葉天賜明顯在電話那頭一愣。
沉默了短短不到三秒鐘,他不假思索的說:“先打急救電話,叫救護車過來。”
葉從榮說:“我已經讓人撥打急救電話了。”
此時葉天賜已經起身朝著門外走出來,繼續問:“人怎么樣?除過手指頭外,還有沒有別的地方受傷?”
葉從榮眼珠子并沒有離開賀同的身體,仔細盯著賀同,確定只是手指頭被切掉了一根,方才對葉天賜說:“人暫時沒有生命危險,只是一根手指頭被切掉了。”

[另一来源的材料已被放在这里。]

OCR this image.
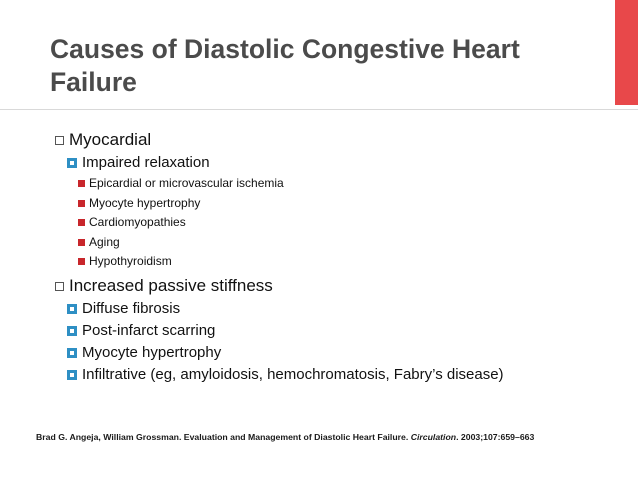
Causes of Diastolic Congestive Heart Failure
Myocardial
Impaired relaxation
Epicardial or microvascular ischemia
Myocyte hypertrophy
Cardiomyopathies
Aging
Hypothyroidism
Increased passive stiffness
Diffuse fibrosis
Post-infarct scarring
Myocyte hypertrophy
Infiltrative (eg, amyloidosis, hemochromatosis, Fabry’s disease)
Brad G. Angeja, William Grossman. Evaluation and Management of Diastolic Heart Failure. Circulation. 2003;107:659–663
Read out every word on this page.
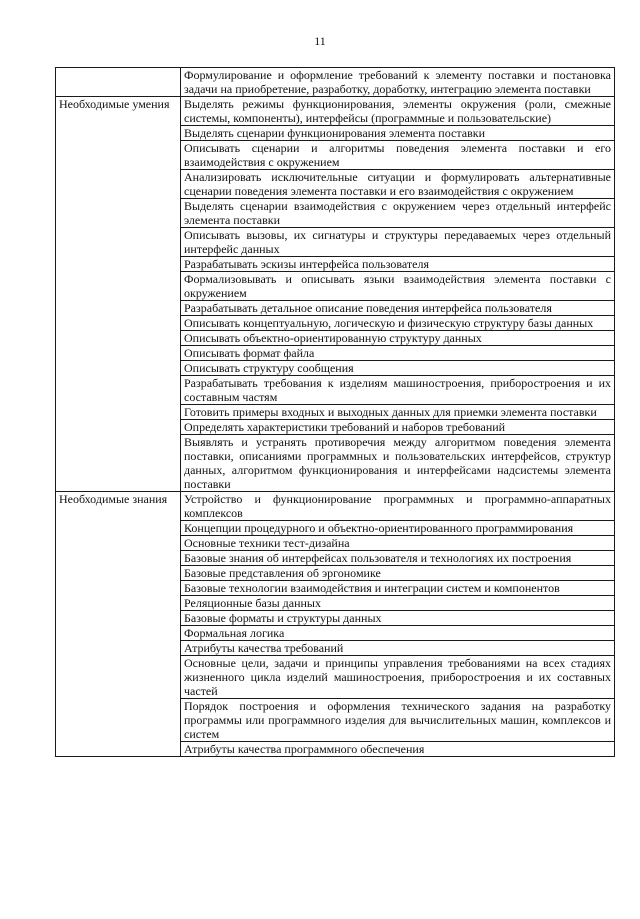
11
	Формулирование и оформление требований к элементу поставки и постановка задачи на приобретение, разработку, доработку, интеграцию элемента поставки
Необходимые умения	Выделять режимы функционирования, элементы окружения (роли, смежные системы, компоненты), интерфейсы (программные и пользовательские)
	Выделять сценарии функционирования элемента поставки
	Описывать сценарии и алгоритмы поведения элемента поставки и его взаимодействия с окружением
	Анализировать исключительные ситуации и формулировать альтернативные сценарии поведения элемента поставки и его взаимодействия с окружением
	Выделять сценарии взаимодействия с окружением через отдельный интерфейс элемента поставки
	Описывать вызовы, их сигнатуры и структуры передаваемых через отдельный интерфейс данных
	Разрабатывать эскизы интерфейса пользователя
	Формализовывать и описывать языки взаимодействия элемента поставки с окружением
	Разрабатывать детальное описание поведения интерфейса пользователя
	Описывать концептуальную, логическую и физическую структуру базы данных
	Описывать объектно-ориентированную структуру данных
	Описывать формат файла
	Описывать структуру сообщения
	Разрабатывать требования к изделиям машиностроения, приборостроения и их составным частям
	Готовить примеры входных и выходных данных для приемки элемента поставки
	Определять характеристики требований и наборов требований
	Выявлять и устранять противоречия между алгоритмом поведения элемента поставки, описаниями программных и пользовательских интерфейсов, структур данных, алгоритмом функционирования и интерфейсами надсистемы элемента поставки
Необходимые знания	Устройство и функционирование программных и программно-аппаратных комплексов
	Концепции процедурного и объектно-ориентированного программирования
	Основные техники тест-дизайна
	Базовые знания об интерфейсах пользователя и технологиях их построения
	Базовые представления об эргономике
	Базовые технологии взаимодействия и интеграции систем и компонентов
	Реляционные базы данных
	Базовые форматы и структуры данных
	Формальная логика
	Атрибуты качества требований
	Основные цели, задачи и принципы управления требованиями на всех стадиях жизненного цикла изделий машиностроения, приборостроения и их составных частей
	Порядок построения и оформления технического задания на разработку программы или программного изделия для вычислительных машин, комплексов и систем
	Атрибуты качества программного обеспечения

他們這條流水線上,平時因為需要將材料切割開來,所有專門有一臺切割機。
但是這臺切割機是從屈蔓枝的公司購買過來的設備,而且還是最先進的那種,安裝有感應裝置。
按照常理而言,切割機工作期間,就算是工人出現失誤,將自己的手指頭或者手放在下面,切割機就會立馬斷電。
根本不可能出現這種事故的。
況且。
前些日子屈蔓枝方才帶領相應的團隊來到星科達公司,對他們出售給星科達的幾樣設備進行了檢修保養,這才過去不到一個多月時間,怎么會出現這種情況?
葉從榮腦子里不斷思慮著。
葉天賜則直言道:“從榮,你現在馬上讓人將賀同送出公司大門外,還有,你們這條流水線暫時先停下來,員工先不要離開,全都在各自的工位上等著。”
“哦,最重要的一點,將賀同的手指頭找到,用干凈的塑料袋裝起來,等救護車來了,交給醫生。”
“我這會兒直接去大門口。”
葉天賜這樣安排也是有原因的,這種事故,對于星科達而言,雖然算是小事故,但事故畢竟是事故,越少人知道越好。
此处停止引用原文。